Output: { "query_video_id": "vid_123", "matches": [ { "matched_video_id": "vid_456", "similarity_score": 0.95, "match_type": "near_duplicate", "transformation_detected": ["cropped", "resized"], "confidence": 0.98 } ], "action": "deduplicate" // or "store_new" }

Core Constraints

Drawn from research on large-scale video dedup systems like Maze and ViDeDup.[9][5]

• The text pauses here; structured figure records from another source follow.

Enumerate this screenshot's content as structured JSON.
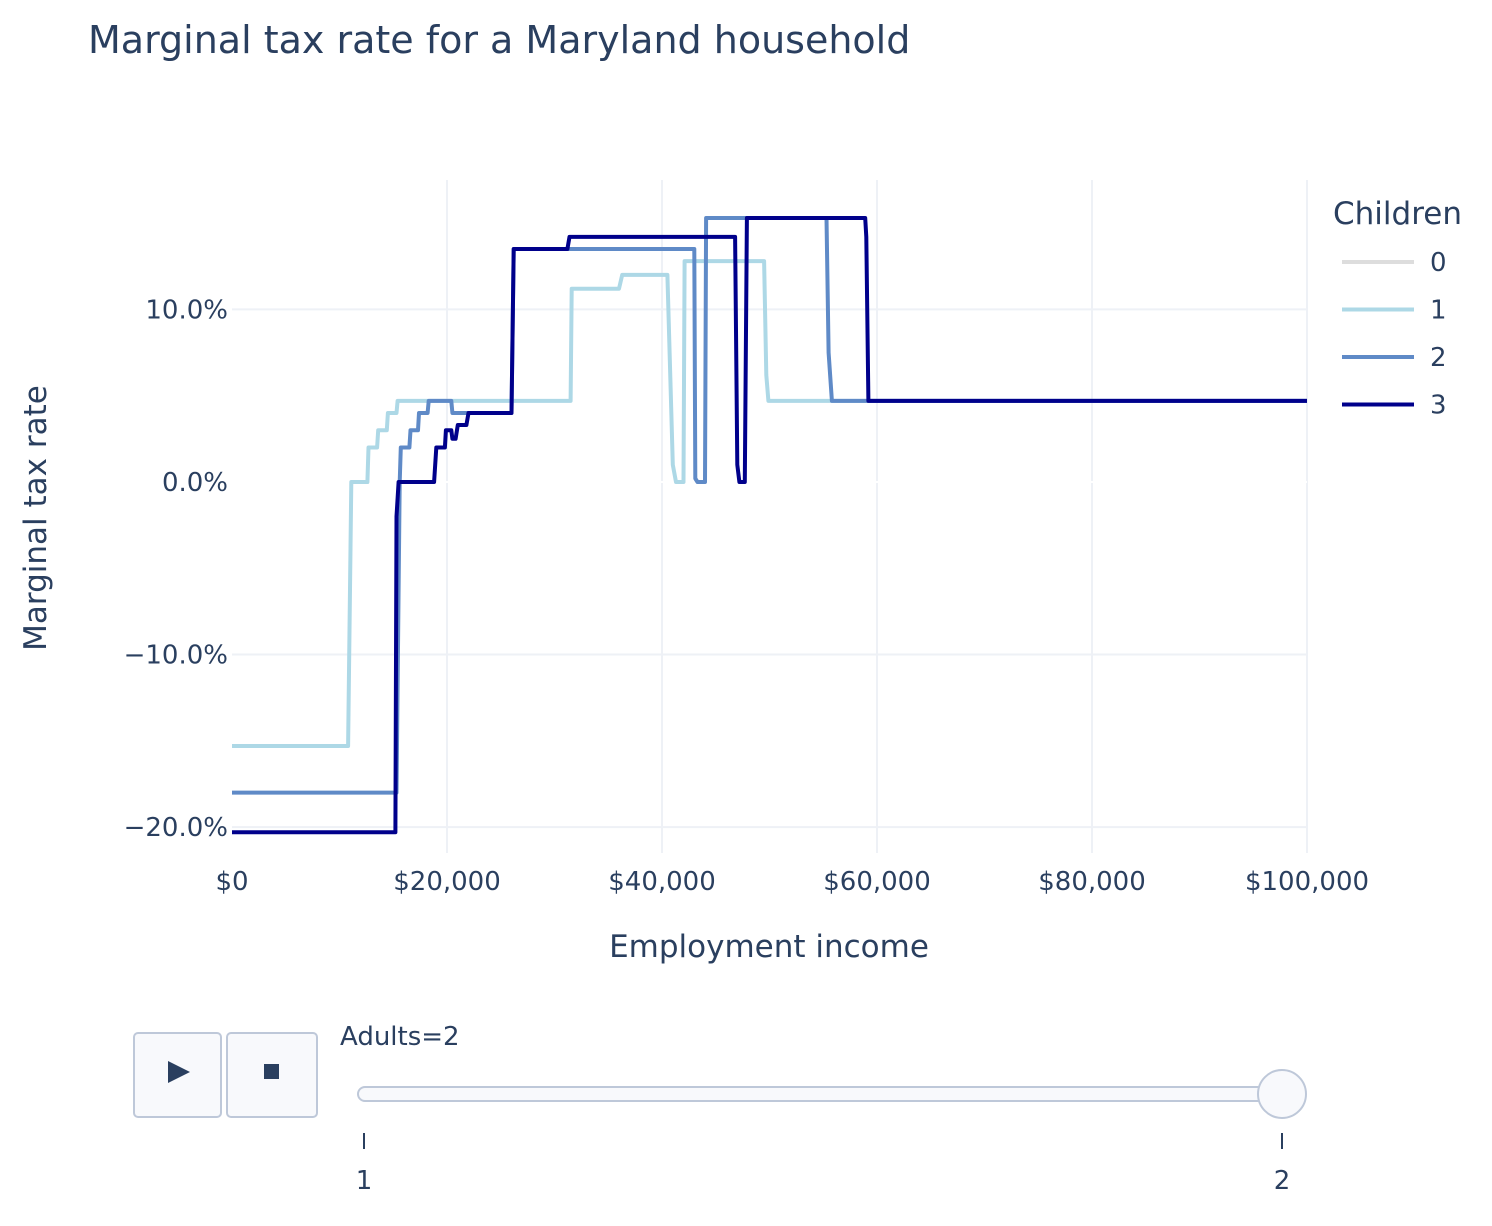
{
  "chart_data": {
    "type": "line",
    "title": "Marginal tax rate for a Maryland household",
    "xlabel": "Employment income",
    "ylabel": "Marginal tax rate",
    "xlim": [
      0,
      100000
    ],
    "ylim": [
      -21.5,
      17.5
    ],
    "x_ticks": [
      0,
      20000,
      40000,
      60000,
      80000,
      100000
    ],
    "x_tick_labels": [
      "$0",
      "$20,000",
      "$40,000",
      "$60,000",
      "$80,000",
      "$100,000"
    ],
    "y_ticks": [
      -20,
      -10,
      0,
      10
    ],
    "y_tick_labels": [
      "−20.0%",
      "−10.0%",
      "0.0%",
      "10.0%"
    ],
    "grid": true,
    "legend": {
      "title": "Children",
      "placement": "top-right"
    },
    "series": [
      {
        "name": "0",
        "color": "#dddddd",
        "hidden": true,
        "points": []
      },
      {
        "name": "1",
        "color": "#add8e6",
        "points": [
          [
            0,
            -15.3
          ],
          [
            10800,
            -15.3
          ],
          [
            11100,
            0
          ],
          [
            12600,
            0
          ],
          [
            12700,
            2
          ],
          [
            13500,
            2
          ],
          [
            13600,
            3
          ],
          [
            14400,
            3
          ],
          [
            14500,
            4
          ],
          [
            15300,
            4
          ],
          [
            15400,
            4.7
          ],
          [
            31500,
            4.7
          ],
          [
            31600,
            11.2
          ],
          [
            31800,
            11.2
          ],
          [
            36000,
            11.2
          ],
          [
            36300,
            12
          ],
          [
            36500,
            12
          ],
          [
            40500,
            12
          ],
          [
            41000,
            1
          ],
          [
            41300,
            0
          ],
          [
            42000,
            0
          ],
          [
            42100,
            12.8
          ],
          [
            49500,
            12.8
          ],
          [
            49700,
            6.2
          ],
          [
            49900,
            4.7
          ],
          [
            100000,
            4.7
          ]
        ]
      },
      {
        "name": "2",
        "color": "#5f8ac7",
        "points": [
          [
            0,
            -18
          ],
          [
            15300,
            -18
          ],
          [
            15600,
            0
          ],
          [
            15700,
            2
          ],
          [
            16500,
            2
          ],
          [
            16600,
            3
          ],
          [
            17300,
            3
          ],
          [
            17400,
            4
          ],
          [
            18200,
            4
          ],
          [
            18300,
            4.7
          ],
          [
            20400,
            4.7
          ],
          [
            20500,
            4
          ],
          [
            22300,
            4
          ],
          [
            26000,
            4
          ],
          [
            26200,
            13.5
          ],
          [
            27000,
            13.5
          ],
          [
            43000,
            13.5
          ],
          [
            43100,
            0.2
          ],
          [
            43300,
            0
          ],
          [
            44000,
            0
          ],
          [
            44100,
            15.3
          ],
          [
            55300,
            15.3
          ],
          [
            55500,
            7.5
          ],
          [
            55800,
            4.7
          ],
          [
            100000,
            4.7
          ]
        ]
      },
      {
        "name": "3",
        "color": "#00008b",
        "points": [
          [
            0,
            -20.3
          ],
          [
            15200,
            -20.3
          ],
          [
            15300,
            -2
          ],
          [
            15500,
            0
          ],
          [
            18800,
            0
          ],
          [
            19000,
            2
          ],
          [
            19800,
            2
          ],
          [
            19900,
            3
          ],
          [
            20400,
            3
          ],
          [
            20500,
            2.5
          ],
          [
            20800,
            2.5
          ],
          [
            21000,
            3.3
          ],
          [
            21800,
            3.3
          ],
          [
            22000,
            4
          ],
          [
            26000,
            4
          ],
          [
            26200,
            13.5
          ],
          [
            31200,
            13.5
          ],
          [
            31400,
            14.2
          ],
          [
            46800,
            14.2
          ],
          [
            47000,
            1
          ],
          [
            47200,
            0
          ],
          [
            47700,
            0
          ],
          [
            47900,
            15.3
          ],
          [
            58900,
            15.3
          ],
          [
            59000,
            14.2
          ],
          [
            59200,
            4.7
          ],
          [
            100000,
            4.7
          ]
        ]
      }
    ]
  },
  "slider": {
    "current_label": "Adults=2",
    "values": [
      "1",
      "2"
    ],
    "selected_index": 1
  },
  "controls": {
    "play_icon": "play-icon",
    "stop_icon": "stop-icon"
  }
}
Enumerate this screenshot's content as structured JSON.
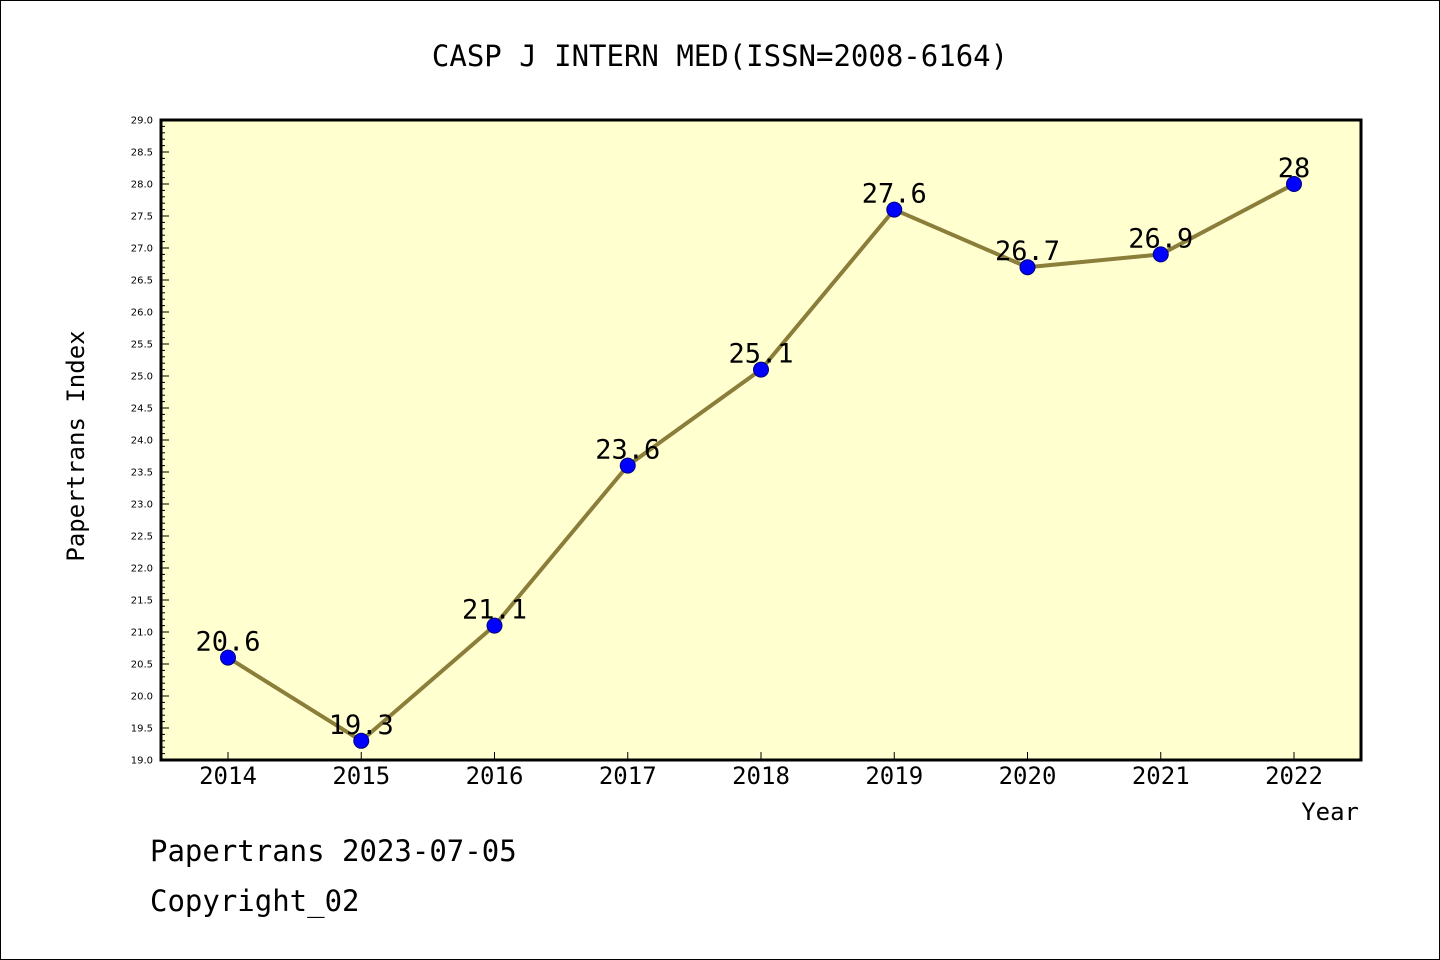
{
  "chart_data": {
    "type": "line",
    "title": "CASP J INTERN MED(ISSN=2008-6164)",
    "xlabel": "Year",
    "ylabel": "Papertrans Index",
    "categories": [
      "2014",
      "2015",
      "2016",
      "2017",
      "2018",
      "2019",
      "2020",
      "2021",
      "2022"
    ],
    "series": [
      {
        "values": [
          20.6,
          19.3,
          21.1,
          23.6,
          25.1,
          27.6,
          26.7,
          26.9,
          28
        ],
        "point_labels": [
          "20.6",
          "19.3",
          "21.1",
          "23.6",
          "25.1",
          "27.6",
          "26.7",
          "26.9",
          "28"
        ]
      }
    ],
    "ylim": [
      19.0,
      29.0
    ],
    "y_ticks": [
      "19.0",
      "19.5",
      "20.0",
      "20.5",
      "21.0",
      "21.5",
      "22.0",
      "22.5",
      "23.0",
      "23.5",
      "24.0",
      "24.5",
      "25.0",
      "25.5",
      "26.0",
      "26.5",
      "27.0",
      "27.5",
      "28.0",
      "28.5",
      "29.0"
    ],
    "grid": false,
    "colors": {
      "plot_background": "#ffffd0",
      "line": "#8b7d3a",
      "marker": "#0000ff"
    }
  },
  "footer": {
    "line1": "Papertrans 2023-07-05",
    "line2": "Copyright_02"
  }
}
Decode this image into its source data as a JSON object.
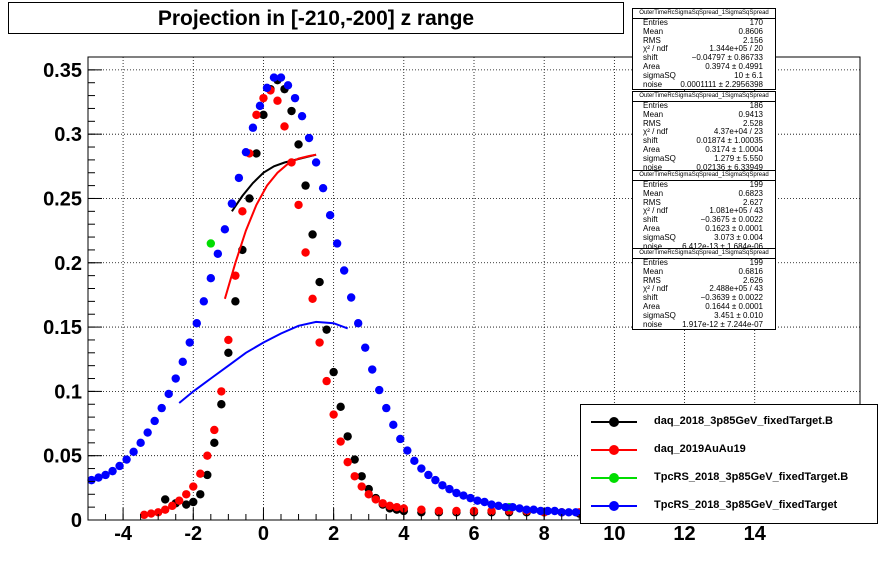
{
  "title": "Projection in [-210,-200] z range",
  "stat_boxes": [
    {
      "name": "OuterTimeRcSigmaSqSpread_1SigmaSqSpread",
      "rows": [
        {
          "k": "Entries",
          "v": "170"
        },
        {
          "k": "Mean",
          "v": "0.8606"
        },
        {
          "k": "RMS",
          "v": "2.156"
        },
        {
          "k": "χ² / ndf",
          "v": "1.344e+05 / 20"
        },
        {
          "k": "shift",
          "v": "−0.04797 ± 0.86733"
        },
        {
          "k": "Area",
          "v": "0.3974 ± 0.4991"
        },
        {
          "k": "sigmaSQ",
          "v": "10 ± 6.1"
        },
        {
          "k": "noise",
          "v": "0.0001111 ± 2.2956398"
        }
      ]
    },
    {
      "name": "OuterTimeRcSigmaSqSpread_1SigmaSqSpread",
      "rows": [
        {
          "k": "Entries",
          "v": "186"
        },
        {
          "k": "Mean",
          "v": "0.9413"
        },
        {
          "k": "RMS",
          "v": "2.528"
        },
        {
          "k": "χ² / ndf",
          "v": "4.37e+04 / 23"
        },
        {
          "k": "shift",
          "v": "0.01874 ± 1.00035"
        },
        {
          "k": "Area",
          "v": "0.3174 ± 1.0004"
        },
        {
          "k": "sigmaSQ",
          "v": "1.279 ± 5.550"
        },
        {
          "k": "noise",
          "v": "0.02136 ± 6.33949"
        }
      ]
    },
    {
      "name": "OuterTimeRcSigmaSqSpread_1SigmaSqSpread",
      "rows": [
        {
          "k": "Entries",
          "v": "199"
        },
        {
          "k": "Mean",
          "v": "0.6823"
        },
        {
          "k": "RMS",
          "v": "2.627"
        },
        {
          "k": "χ² / ndf",
          "v": "1.081e+05 / 43"
        },
        {
          "k": "shift",
          "v": "−0.3675 ± 0.0022"
        },
        {
          "k": "Area",
          "v": "0.1623 ± 0.0001"
        },
        {
          "k": "sigmaSQ",
          "v": "3.073 ± 0.004"
        },
        {
          "k": "noise",
          "v": "6.412e-13 ± 1.684e-06"
        }
      ]
    },
    {
      "name": "OuterTimeRcSigmaSqSpread_1SigmaSqSpread",
      "rows": [
        {
          "k": "Entries",
          "v": "199"
        },
        {
          "k": "Mean",
          "v": "0.6816"
        },
        {
          "k": "RMS",
          "v": "2.626"
        },
        {
          "k": "χ² / ndf",
          "v": "2.488e+05 / 43"
        },
        {
          "k": "shift",
          "v": "−0.3639 ± 0.0022"
        },
        {
          "k": "Area",
          "v": "0.1644 ± 0.0001"
        },
        {
          "k": "sigmaSQ",
          "v": "3.451 ± 0.010"
        },
        {
          "k": "noise",
          "v": "1.917e-12 ± 7.244e-07"
        }
      ]
    }
  ],
  "chart_data": {
    "type": "scatter",
    "title": "Projection in [-210,-200] z range",
    "xlabel": "",
    "ylabel": "",
    "xlim": [
      -5,
      17
    ],
    "ylim": [
      0,
      0.36
    ],
    "xticks": [
      -4,
      -2,
      0,
      2,
      4,
      6,
      8,
      10,
      12,
      14
    ],
    "yticks": [
      0,
      0.05,
      0.1,
      0.15,
      0.2,
      0.25,
      0.3,
      0.35
    ],
    "grid": true,
    "legend_position": "bottom-right",
    "series": [
      {
        "name": "daq_2018_3p85GeV_fixedTarget.B",
        "color": "#000000",
        "points": [
          [
            -2.8,
            0.016
          ],
          [
            -2.5,
            0.013
          ],
          [
            -2.2,
            0.012
          ],
          [
            -2.0,
            0.014
          ],
          [
            -1.8,
            0.02
          ],
          [
            -1.6,
            0.035
          ],
          [
            -1.4,
            0.06
          ],
          [
            -1.2,
            0.09
          ],
          [
            -1.0,
            0.13
          ],
          [
            -0.8,
            0.17
          ],
          [
            -0.6,
            0.21
          ],
          [
            -0.4,
            0.25
          ],
          [
            -0.2,
            0.285
          ],
          [
            0.0,
            0.315
          ],
          [
            0.2,
            0.335
          ],
          [
            0.4,
            0.342
          ],
          [
            0.6,
            0.335
          ],
          [
            0.8,
            0.318
          ],
          [
            1.0,
            0.292
          ],
          [
            1.2,
            0.26
          ],
          [
            1.4,
            0.222
          ],
          [
            1.6,
            0.185
          ],
          [
            1.8,
            0.148
          ],
          [
            2.0,
            0.115
          ],
          [
            2.2,
            0.088
          ],
          [
            2.4,
            0.065
          ],
          [
            2.6,
            0.047
          ],
          [
            2.8,
            0.034
          ],
          [
            3.0,
            0.024
          ],
          [
            3.2,
            0.017
          ],
          [
            3.4,
            0.012
          ],
          [
            3.6,
            0.009
          ],
          [
            3.8,
            0.008
          ],
          [
            4.0,
            0.007
          ],
          [
            4.5,
            0.006
          ],
          [
            5.0,
            0.006
          ],
          [
            5.5,
            0.006
          ],
          [
            6.0,
            0.006
          ],
          [
            6.5,
            0.006
          ],
          [
            7.0,
            0.006
          ],
          [
            7.5,
            0.006
          ],
          [
            8.0,
            0.006
          ],
          [
            8.5,
            0.006
          ],
          [
            9.0,
            0.005
          ]
        ],
        "fit": [
          [
            -0.9,
            0.24
          ],
          [
            -0.6,
            0.252
          ],
          [
            -0.3,
            0.262
          ],
          [
            0.0,
            0.27
          ],
          [
            0.3,
            0.275
          ],
          [
            0.6,
            0.278
          ],
          [
            0.9,
            0.28
          ],
          [
            1.2,
            0.282
          ],
          [
            1.5,
            0.284
          ]
        ]
      },
      {
        "name": "daq_2019AuAu19",
        "color": "#ff0000",
        "points": [
          [
            -3.4,
            0.004
          ],
          [
            -3.2,
            0.005
          ],
          [
            -3.0,
            0.006
          ],
          [
            -2.8,
            0.008
          ],
          [
            -2.6,
            0.011
          ],
          [
            -2.4,
            0.015
          ],
          [
            -2.2,
            0.02
          ],
          [
            -2.0,
            0.026
          ],
          [
            -1.8,
            0.036
          ],
          [
            -1.6,
            0.05
          ],
          [
            -1.4,
            0.07
          ],
          [
            -1.2,
            0.1
          ],
          [
            -1.0,
            0.14
          ],
          [
            -0.8,
            0.19
          ],
          [
            -0.6,
            0.24
          ],
          [
            -0.4,
            0.285
          ],
          [
            -0.2,
            0.315
          ],
          [
            0.0,
            0.328
          ],
          [
            0.2,
            0.334
          ],
          [
            0.4,
            0.326
          ],
          [
            0.6,
            0.306
          ],
          [
            0.8,
            0.278
          ],
          [
            1.0,
            0.245
          ],
          [
            1.2,
            0.208
          ],
          [
            1.4,
            0.172
          ],
          [
            1.6,
            0.138
          ],
          [
            1.8,
            0.108
          ],
          [
            2.0,
            0.082
          ],
          [
            2.2,
            0.061
          ],
          [
            2.4,
            0.045
          ],
          [
            2.6,
            0.034
          ],
          [
            2.8,
            0.026
          ],
          [
            3.0,
            0.02
          ],
          [
            3.2,
            0.016
          ],
          [
            3.4,
            0.013
          ],
          [
            3.6,
            0.011
          ],
          [
            3.8,
            0.01
          ],
          [
            4.0,
            0.009
          ],
          [
            4.5,
            0.008
          ],
          [
            5.0,
            0.007
          ],
          [
            5.5,
            0.007
          ],
          [
            6.0,
            0.007
          ],
          [
            6.5,
            0.007
          ],
          [
            7.0,
            0.007
          ],
          [
            7.5,
            0.007
          ],
          [
            8.0,
            0.006
          ],
          [
            8.5,
            0.006
          ],
          [
            9.0,
            0.006
          ]
        ],
        "fit": [
          [
            -1.1,
            0.172
          ],
          [
            -0.8,
            0.2
          ],
          [
            -0.5,
            0.225
          ],
          [
            -0.2,
            0.245
          ],
          [
            0.1,
            0.26
          ],
          [
            0.4,
            0.27
          ],
          [
            0.7,
            0.277
          ],
          [
            1.0,
            0.281
          ],
          [
            1.3,
            0.283
          ],
          [
            1.5,
            0.284
          ]
        ]
      },
      {
        "name": "TpcRS_2018_3p85GeV_fixedTarget.B",
        "color": "#00dd00",
        "points": [
          [
            -1.5,
            0.215
          ],
          [
            7.0,
            0.01
          ]
        ],
        "fit": []
      },
      {
        "name": "TpcRS_2018_3p85GeV_fixedTarget",
        "color": "#0000ff",
        "points": [
          [
            -4.9,
            0.031
          ],
          [
            -4.7,
            0.033
          ],
          [
            -4.5,
            0.035
          ],
          [
            -4.3,
            0.038
          ],
          [
            -4.1,
            0.042
          ],
          [
            -3.9,
            0.047
          ],
          [
            -3.7,
            0.053
          ],
          [
            -3.5,
            0.06
          ],
          [
            -3.3,
            0.068
          ],
          [
            -3.1,
            0.077
          ],
          [
            -2.9,
            0.087
          ],
          [
            -2.7,
            0.098
          ],
          [
            -2.5,
            0.11
          ],
          [
            -2.3,
            0.123
          ],
          [
            -2.1,
            0.138
          ],
          [
            -1.9,
            0.153
          ],
          [
            -1.7,
            0.17
          ],
          [
            -1.5,
            0.188
          ],
          [
            -1.3,
            0.207
          ],
          [
            -1.1,
            0.226
          ],
          [
            -0.9,
            0.246
          ],
          [
            -0.7,
            0.266
          ],
          [
            -0.5,
            0.286
          ],
          [
            -0.3,
            0.305
          ],
          [
            -0.1,
            0.322
          ],
          [
            0.1,
            0.336
          ],
          [
            0.3,
            0.344
          ],
          [
            0.5,
            0.344
          ],
          [
            0.7,
            0.338
          ],
          [
            0.9,
            0.328
          ],
          [
            1.1,
            0.314
          ],
          [
            1.3,
            0.297
          ],
          [
            1.5,
            0.278
          ],
          [
            1.7,
            0.258
          ],
          [
            1.9,
            0.237
          ],
          [
            2.1,
            0.215
          ],
          [
            2.3,
            0.194
          ],
          [
            2.5,
            0.173
          ],
          [
            2.7,
            0.153
          ],
          [
            2.9,
            0.134
          ],
          [
            3.1,
            0.117
          ],
          [
            3.3,
            0.101
          ],
          [
            3.5,
            0.087
          ],
          [
            3.7,
            0.074
          ],
          [
            3.9,
            0.063
          ],
          [
            4.1,
            0.054
          ],
          [
            4.3,
            0.046
          ],
          [
            4.5,
            0.04
          ],
          [
            4.7,
            0.035
          ],
          [
            4.9,
            0.031
          ],
          [
            5.1,
            0.027
          ],
          [
            5.3,
            0.024
          ],
          [
            5.5,
            0.021
          ],
          [
            5.7,
            0.019
          ],
          [
            5.9,
            0.017
          ],
          [
            6.1,
            0.015
          ],
          [
            6.3,
            0.014
          ],
          [
            6.5,
            0.012
          ],
          [
            6.7,
            0.011
          ],
          [
            6.9,
            0.01
          ],
          [
            7.1,
            0.01
          ],
          [
            7.3,
            0.009
          ],
          [
            7.5,
            0.008
          ],
          [
            7.7,
            0.008
          ],
          [
            7.9,
            0.007
          ],
          [
            8.1,
            0.007
          ],
          [
            8.3,
            0.007
          ],
          [
            8.5,
            0.006
          ],
          [
            8.7,
            0.006
          ],
          [
            8.9,
            0.006
          ],
          [
            9.1,
            0.006
          ],
          [
            9.3,
            0.005
          ],
          [
            9.5,
            0.005
          ],
          [
            9.7,
            0.005
          ],
          [
            9.9,
            0.005
          ]
        ],
        "fit": [
          [
            -2.4,
            0.091
          ],
          [
            -2.0,
            0.1
          ],
          [
            -1.5,
            0.11
          ],
          [
            -1.0,
            0.12
          ],
          [
            -0.5,
            0.13
          ],
          [
            0.0,
            0.138
          ],
          [
            0.5,
            0.145
          ],
          [
            1.0,
            0.151
          ],
          [
            1.5,
            0.154
          ],
          [
            2.0,
            0.153
          ],
          [
            2.4,
            0.149
          ]
        ]
      }
    ]
  }
}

Scale: 10B+ videos, 1PB+ storage, 1M queries/day.
Video variations: Handle edits (speed change ±20%, frame rate shifts, overlays, mirroring).
Performance: <500ms end-to-end latency, 99% precision/recall on duplicates.
Resources: Distribute across 1000s of nodes; use 256-dim embeddings per keyframe.
Edge cases: Very short videos (<5s), high-motion content, low-quality uploads.

Standard Solution Outline

Step 1: Video Fingerprinting

Extract keyframes (e.g., every 0.5s or scene changes).
Generate embeddings via CNN (ResNet/ViT) + temporal pooling.[3]

Step 2: Indexing & Search

Locality-Sensitive Hashing (LSH) or ANN (FAISS) for high-dim vectors.
Shard by hash buckets across clusters.[1]

Step 3: Matching & Dedup

Threshold similarity (e.g., cosine >0.9).
Use MapReduce for batch processing.[1]